Cellulose and Paper Department, National Research Centre, 12622, Egypt.
Electrochemistry and Corrosion Laboratory, National Research Centre, Dokki, 12622, Cairo, Egypt..
Int J Biol Macromol. 2022 Oct 1;218:420-430. doi: 10.1016/j.ijbiomac.2022.07.117. Epub 2022 Jul 22.
Electrochemical conductive hydrogels are being extensively explored in the fabrication of portable batteries and high-performance supercapacitors. Herein, the rational design of a new polyanionic electrically conductive hydrogels based on sodium alginate-g-poly(AM-co-ECA-co-AMPS) are described. rGO was incorporated into the hydrogel during the polymerization process generating rGO@ sodium alginate-g-poly(AM-co-ECA-co-AMPS) composite hydrogels to study the impact of rGO on the performance of the hydrogels. FT-IR, XRD, and SEM-EDX characterized the chemical composition, crystalline, and morphological structure of the new synthesized hydrogels. The electrochemical performance of as-synthesized hydrogels was investigated by cyclic voltammetry, galvanostatic, charge-discharge rate, and electrochemical impedance spectroscopy. The supercapacitor performance for ECH2.5 composite hydrogel showed a capacitance of 753 F. g at 1 A. g with good rate capability and cycling stability up to 5000 cycles. Thus, ECH2.5 hydrogel is a good candidate as electrode material in supercapacitor applications.

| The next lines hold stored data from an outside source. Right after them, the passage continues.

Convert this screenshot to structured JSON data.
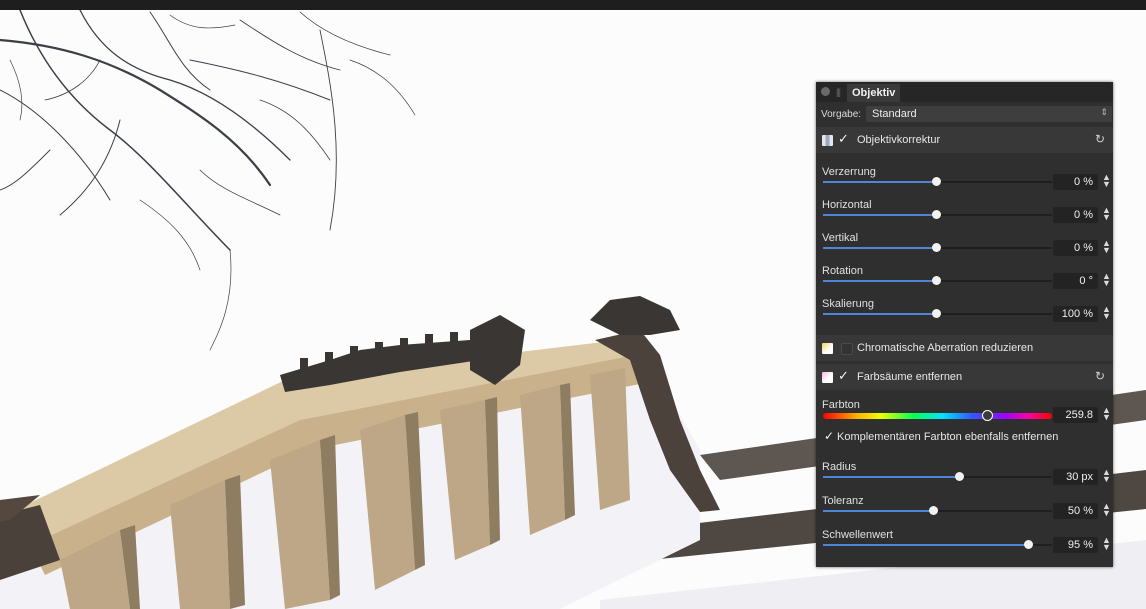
{
  "panel": {
    "tab_title": "Objektiv",
    "preset_label": "Vorgabe:",
    "preset_value": "Standard",
    "sections": [
      {
        "label": "Objektivkorrektur",
        "checked": true,
        "icon": "lens-distortion-icon",
        "params": [
          {
            "label": "Verzerrung",
            "value": "0 %",
            "position": 0.5
          },
          {
            "label": "Horizontal",
            "value": "0 %",
            "position": 0.5
          },
          {
            "label": "Vertikal",
            "value": "0 %",
            "position": 0.5
          },
          {
            "label": "Rotation",
            "value": "0 °",
            "position": 0.5
          },
          {
            "label": "Skalierung",
            "value": "100 %",
            "position": 0.5
          }
        ]
      },
      {
        "label": "Chromatische Aberration reduzieren",
        "checked": false,
        "icon": "chromatic-aberration-icon"
      },
      {
        "label": "Farbsäume entfernen",
        "checked": true,
        "icon": "defringe-icon",
        "hue": {
          "label": "Farbton",
          "value": "259.8",
          "position": 0.72
        },
        "complementary_label": "Komplementären Farbton ebenfalls entfernen",
        "params": [
          {
            "label": "Radius",
            "value": "30 px",
            "position": 0.6
          },
          {
            "label": "Toleranz",
            "value": "50 %",
            "position": 0.5
          },
          {
            "label": "Schwellenwert",
            "value": "95 %",
            "position": 0.95
          }
        ]
      }
    ]
  },
  "colors": {
    "panel_bg": "#2f2f2f",
    "slider_accent": "#4f86d8"
  }
}
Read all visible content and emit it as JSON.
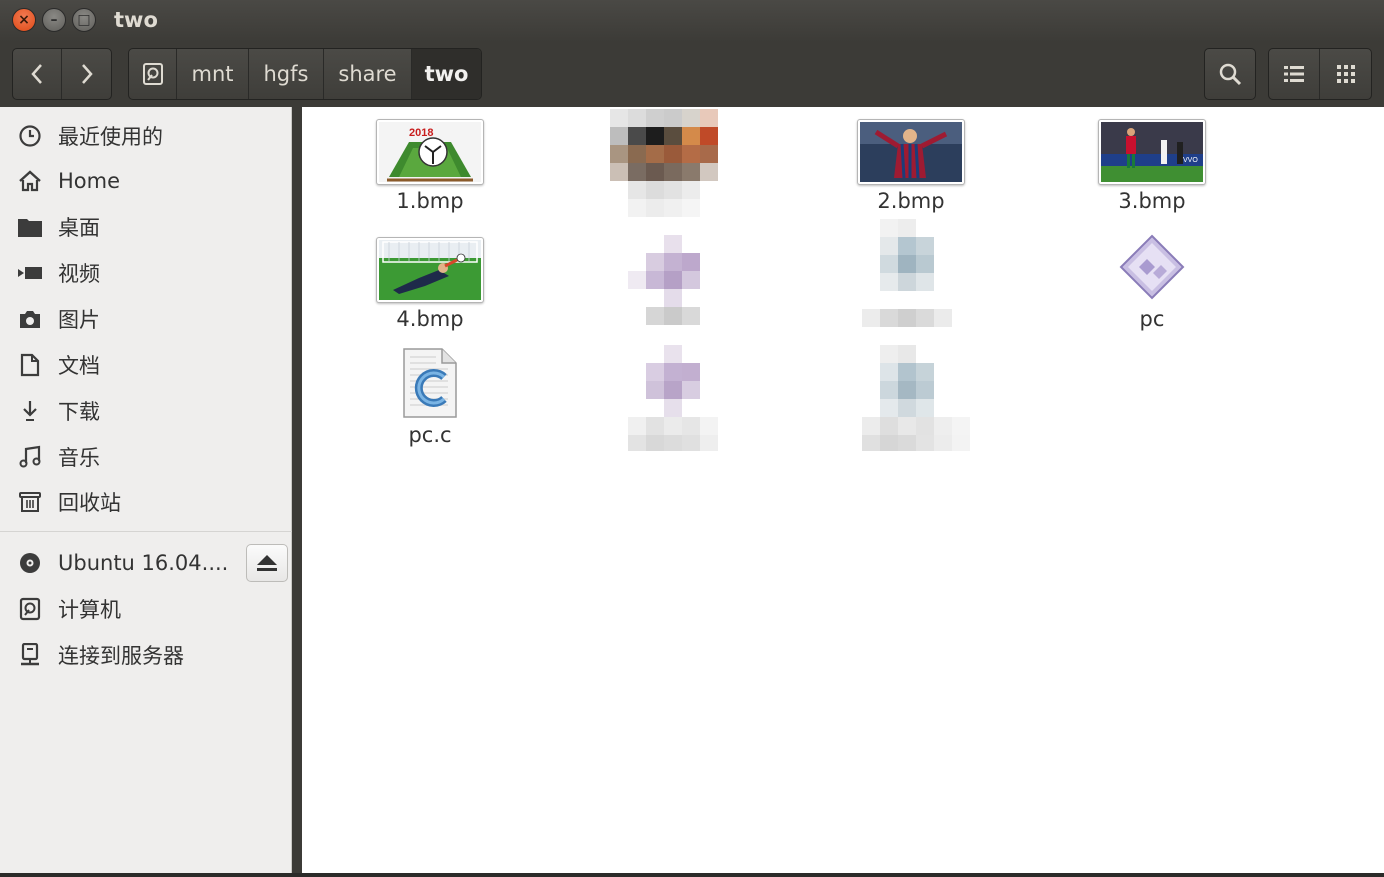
{
  "window": {
    "title": "two"
  },
  "titlebar_buttons": {
    "close": "×",
    "minimize": "–",
    "maximize": "□"
  },
  "toolbar": {
    "back_label": "‹",
    "forward_label": "›",
    "path": [
      "mnt",
      "hgfs",
      "share",
      "two"
    ],
    "search_icon": "search-icon",
    "view_list_icon": "list-view-icon",
    "view_grid_icon": "grid-view-icon"
  },
  "sidebar": {
    "places": [
      {
        "label": "最近使用的",
        "icon": "clock-icon"
      },
      {
        "label": "Home",
        "icon": "home-icon"
      },
      {
        "label": "桌面",
        "icon": "folder-icon"
      },
      {
        "label": "视频",
        "icon": "video-icon"
      },
      {
        "label": "图片",
        "icon": "camera-icon"
      },
      {
        "label": "文档",
        "icon": "document-icon"
      },
      {
        "label": "下载",
        "icon": "download-icon"
      },
      {
        "label": "音乐",
        "icon": "music-icon"
      },
      {
        "label": "回收站",
        "icon": "trash-icon"
      }
    ],
    "devices": [
      {
        "label": "Ubuntu 16.04....",
        "icon": "disc-icon"
      },
      {
        "label": "计算机",
        "icon": "computer-icon"
      },
      {
        "label": "连接到服务器",
        "icon": "server-icon"
      }
    ]
  },
  "files": [
    {
      "name": "1.bmp",
      "type": "image"
    },
    {
      "name": "2.bmp",
      "type": "image"
    },
    {
      "name": "3.bmp",
      "type": "image"
    },
    {
      "name": "4.bmp",
      "type": "image"
    },
    {
      "name": "pc",
      "type": "executable"
    },
    {
      "name": "pc.c",
      "type": "c-source"
    }
  ],
  "colors": {
    "titlebar": "#3c3b37",
    "close_button": "#df4a16",
    "sidebar_bg": "#efeeed",
    "main_bg": "#ffffff"
  }
}
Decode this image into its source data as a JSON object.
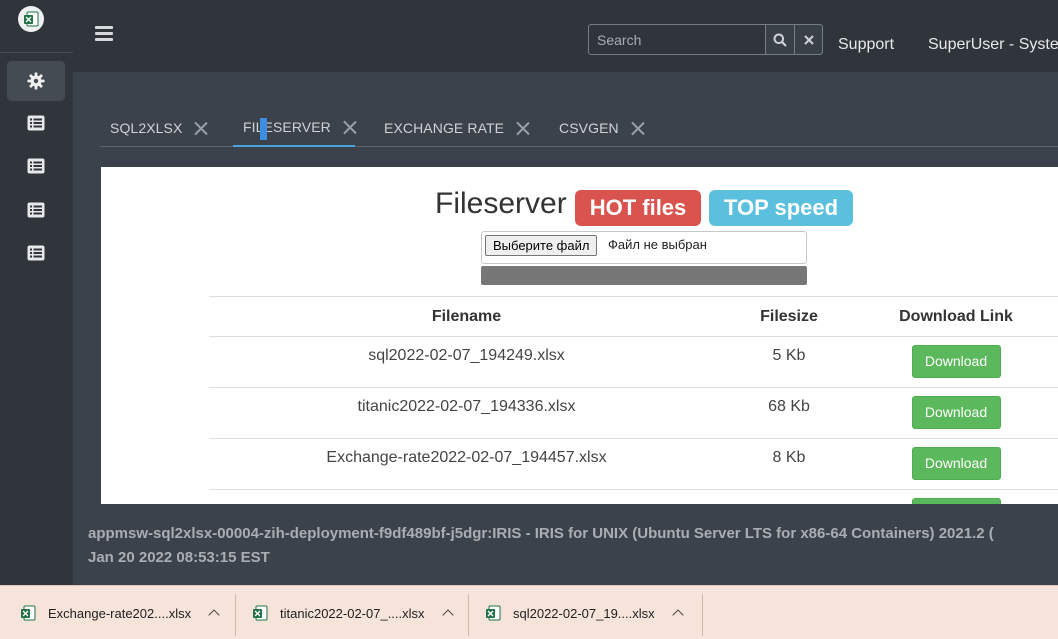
{
  "topbar": {
    "search_placeholder": "Search",
    "support_label": "Support",
    "user_label": "SuperUser - System"
  },
  "tabs": [
    {
      "label": "SQL2XLSX"
    },
    {
      "label": "FILESERVER"
    },
    {
      "label": "EXCHANGE RATE"
    },
    {
      "label": "CSVGEN"
    }
  ],
  "page": {
    "title": "Fileserver",
    "badge_hot": "HOT files",
    "badge_top": "TOP speed",
    "choose_file_label": "Выберите файл",
    "no_file_text": "Файл не выбран"
  },
  "table": {
    "headers": [
      "Filename",
      "Filesize",
      "Download Link"
    ],
    "rows": [
      {
        "filename": "sql2022-02-07_194249.xlsx",
        "size": "5 Kb",
        "link": "Download"
      },
      {
        "filename": "titanic2022-02-07_194336.xlsx",
        "size": "68 Kb",
        "link": "Download"
      },
      {
        "filename": "Exchange-rate2022-02-07_194457.xlsx",
        "size": "8 Kb",
        "link": "Download"
      }
    ]
  },
  "footer": {
    "line1": "appmsw-sql2xlsx-00004-zih-deployment-f9df489bf-j5dgr:IRIS - IRIS for UNIX (Ubuntu Server LTS for x86-64 Containers) 2021.2 (",
    "line2": "Jan 20 2022 08:53:15 EST"
  },
  "downloads": [
    {
      "name": "Exchange-rate202....xlsx"
    },
    {
      "name": "titanic2022-02-07_....xlsx"
    },
    {
      "name": "sql2022-02-07_19....xlsx"
    }
  ],
  "colors": {
    "sidebar": "#30353c",
    "background": "#3c424b",
    "hot": "#d9534f",
    "top": "#5bc0de",
    "download_button": "#5cb85c",
    "download_bar": "#f6e3d9"
  }
}
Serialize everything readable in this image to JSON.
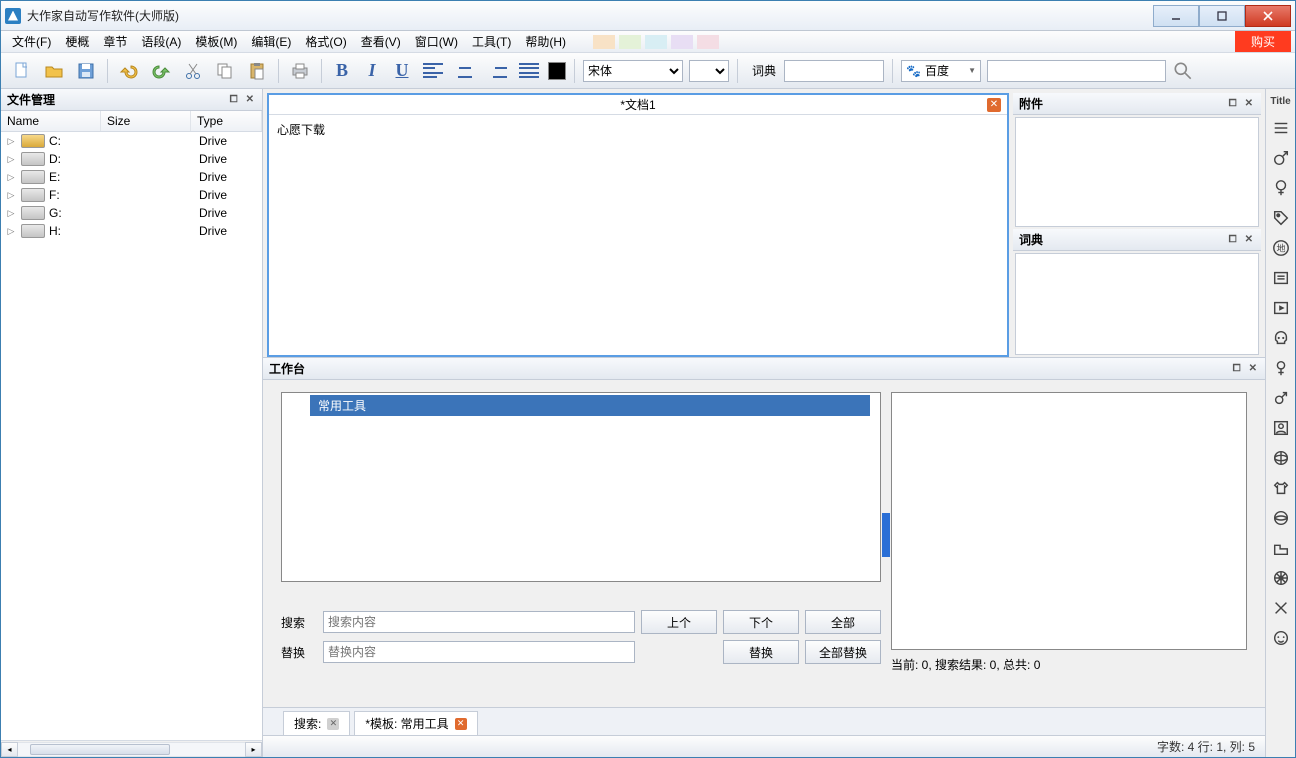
{
  "title": "大作家自动写作软件(大师版)",
  "buy": "购买",
  "menu": [
    "文件(F)",
    "梗概",
    "章节",
    "语段(A)",
    "模板(M)",
    "编辑(E)",
    "格式(O)",
    "查看(V)",
    "窗口(W)",
    "工具(T)",
    "帮助(H)"
  ],
  "swatches": [
    "#f8e2c6",
    "#e4f2d8",
    "#d8eef4",
    "#e8def4",
    "#f4dde4"
  ],
  "toolbar": {
    "font": "宋体",
    "dict_label": "词典",
    "search_engine": "百度"
  },
  "file_panel": {
    "title": "文件管理",
    "cols": {
      "name": "Name",
      "size": "Size",
      "type": "Type"
    },
    "rows": [
      {
        "name": "C:",
        "type": "Drive",
        "iconClass": "c"
      },
      {
        "name": "D:",
        "type": "Drive",
        "iconClass": ""
      },
      {
        "name": "E:",
        "type": "Drive",
        "iconClass": ""
      },
      {
        "name": "F:",
        "type": "Drive",
        "iconClass": ""
      },
      {
        "name": "G:",
        "type": "Drive",
        "iconClass": ""
      },
      {
        "name": "H:",
        "type": "Drive",
        "iconClass": ""
      }
    ]
  },
  "doc": {
    "tab": "*文档1",
    "body": "心愿下载"
  },
  "att": {
    "title": "附件"
  },
  "dict": {
    "title": "词典"
  },
  "workbench": {
    "title": "工作台",
    "item": "常用工具",
    "search_lbl": "搜索",
    "search_ph": "搜索内容",
    "replace_lbl": "替换",
    "replace_ph": "替换内容",
    "btn_prev": "上个",
    "btn_next": "下个",
    "btn_all": "全部",
    "btn_replace": "替换",
    "btn_replace_all": "全部替换",
    "status": "当前: 0, 搜索结果: 0, 总共: 0"
  },
  "bottom_tabs": {
    "search": "搜索:",
    "template": "*模板: 常用工具"
  },
  "status": "字数: 4 行: 1, 列: 5",
  "right_title": "Title"
}
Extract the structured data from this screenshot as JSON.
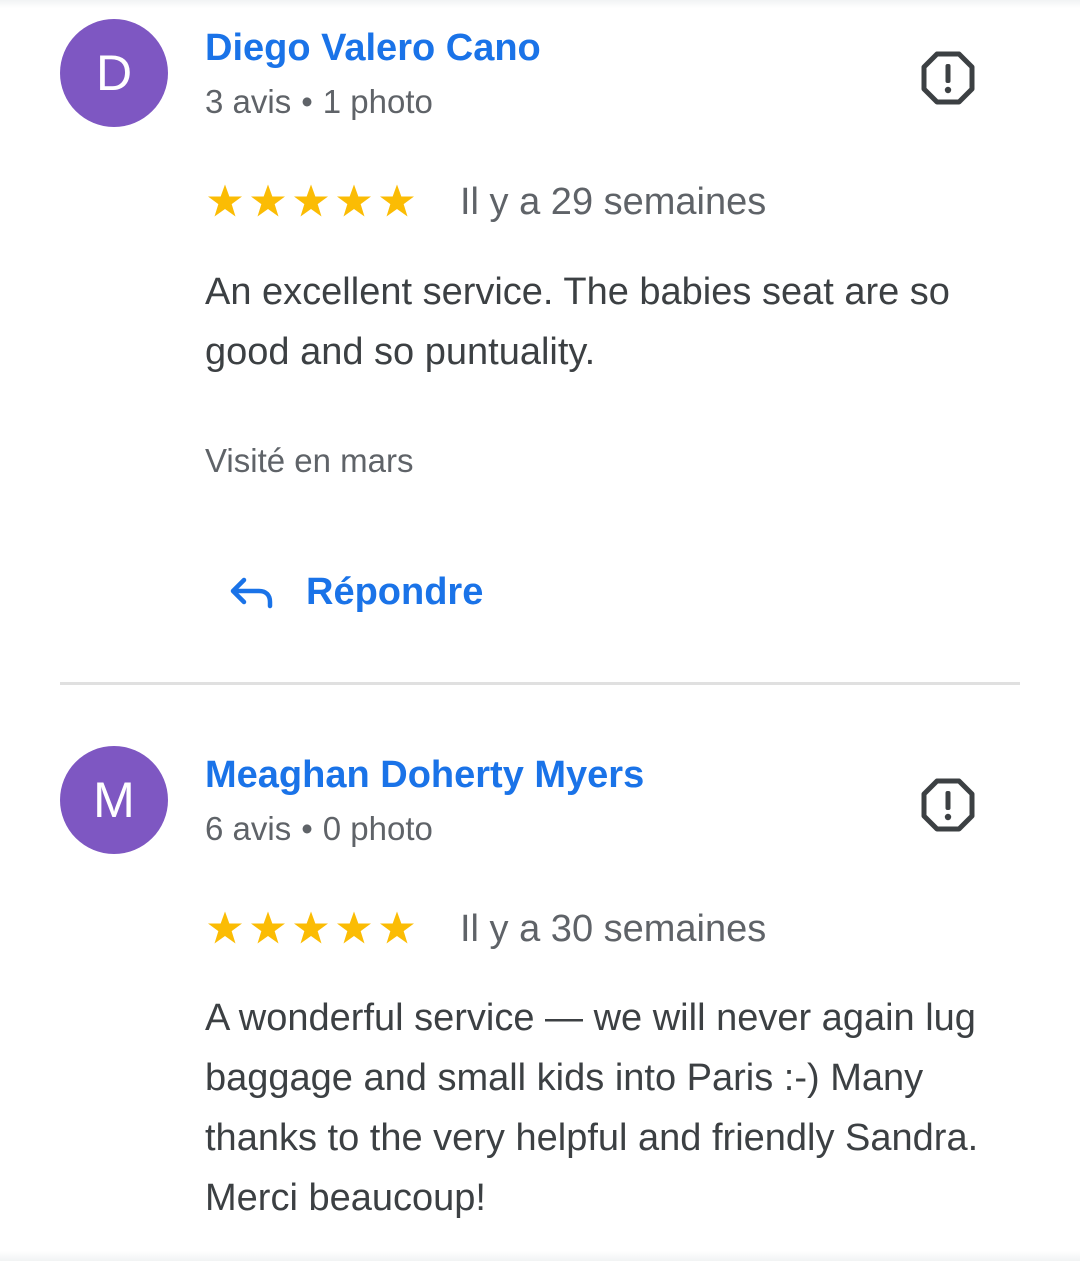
{
  "colors": {
    "link_blue": "#1a73e8",
    "star_yellow": "#fbbc04",
    "avatar_purple": "#7e57c2",
    "secondary_text": "#5f6368",
    "body_text": "#3c4043"
  },
  "reviews": [
    {
      "avatar_letter": "D",
      "author": "Diego Valero Cano",
      "review_count": "3 avis",
      "separator": "•",
      "photo_count": "1 photo",
      "rating": 5,
      "date": "Il y a 29 semaines",
      "text": "An excellent service. The babies seat are so good and so puntuality.",
      "visited": "Visité en mars",
      "reply_label": "Répondre",
      "flag_icon": "report-flag-icon"
    },
    {
      "avatar_letter": "M",
      "author": "Meaghan Doherty Myers",
      "review_count": "6 avis",
      "separator": "•",
      "photo_count": "0 photo",
      "rating": 5,
      "date": "Il y a 30 semaines",
      "text": "A wonderful service — we will never again lug baggage and small kids into Paris :-) Many thanks to the very helpful and friendly Sandra. Merci beaucoup!",
      "flag_icon": "report-flag-icon"
    }
  ]
}
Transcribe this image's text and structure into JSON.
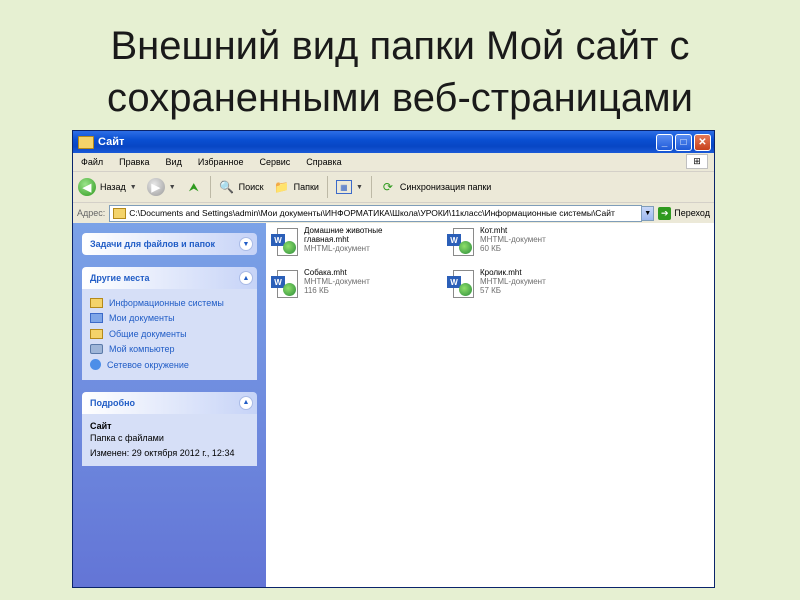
{
  "slide": {
    "title_line1": "Внешний вид папки Мой сайт с",
    "title_line2": "сохраненными веб-страницами"
  },
  "window": {
    "title": "Сайт",
    "minimize_label": "_",
    "maximize_label": "□",
    "close_label": "✕"
  },
  "menu": [
    "Файл",
    "Правка",
    "Вид",
    "Избранное",
    "Сервис",
    "Справка"
  ],
  "toolbar": {
    "back_label": "Назад",
    "search_label": "Поиск",
    "folders_label": "Папки",
    "sync_label": "Синхронизация папки"
  },
  "address": {
    "label": "Адрес:",
    "path": "C:\\Documents and Settings\\admin\\Мои документы\\ИНФОРМАТИКА\\Школа\\УРОКИ\\11класс\\Информационные системы\\Сайт",
    "go_label": "Переход"
  },
  "taskpane": {
    "tasks_header": "Задачи для файлов и папок",
    "places_header": "Другие места",
    "places": [
      {
        "label": "Информационные системы",
        "icon": "folder-icon"
      },
      {
        "label": "Мои документы",
        "icon": "my-documents-icon"
      },
      {
        "label": "Общие документы",
        "icon": "folder-icon"
      },
      {
        "label": "Мой компьютер",
        "icon": "computer-icon"
      },
      {
        "label": "Сетевое окружение",
        "icon": "network-icon"
      }
    ],
    "details_header": "Подробно",
    "details_name": "Сайт",
    "details_type": "Папка с файлами",
    "details_modified": "Изменен: 29 октября 2012 г., 12:34"
  },
  "files": [
    {
      "name_line1": "Домашние животные",
      "name_line2": "главная.mht",
      "type": "MHTML-документ",
      "size": ""
    },
    {
      "name_line1": "Кот.mht",
      "name_line2": "",
      "type": "MHTML-документ",
      "size": "60 КБ"
    },
    {
      "name_line1": "Собака.mht",
      "name_line2": "",
      "type": "MHTML-документ",
      "size": "116 КБ"
    },
    {
      "name_line1": "Кролик.mht",
      "name_line2": "",
      "type": "MHTML-документ",
      "size": "57 КБ"
    }
  ]
}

电化学导电水凝胶在便携式电池和高性能超级电容器的制造中得到了广泛的研究。在此,描述了一种基于海藻酸钠-g-聚(AM-co-ECA-co-AMPS)的新型聚阴离子导电水凝胶的合理设计。在聚合过程中加入 rGO 生成 rGO@海藻酸钠-g-聚(AM-co-ECA-co-AMPS)复合水凝胶,以研究 rGO 对水凝胶性能的影响。FT-IR、XRD 和 SEM-EDX 对新合成水凝胶的化学组成、结晶和形态结构进行了表征。通过循环伏安法、恒电流、充放电率和电化学阻抗谱研究了合成水凝胶的电化学性能。ECH2.5 复合水凝胶的超级电容器性能在 1 A. g 时表现出 753 F. g 的电容,具有良好的倍率性能和循环稳定性,可达 5000 次循环。因此,ECH2.5 水凝胶是超级电容器应用中电极材料的良好候选材料。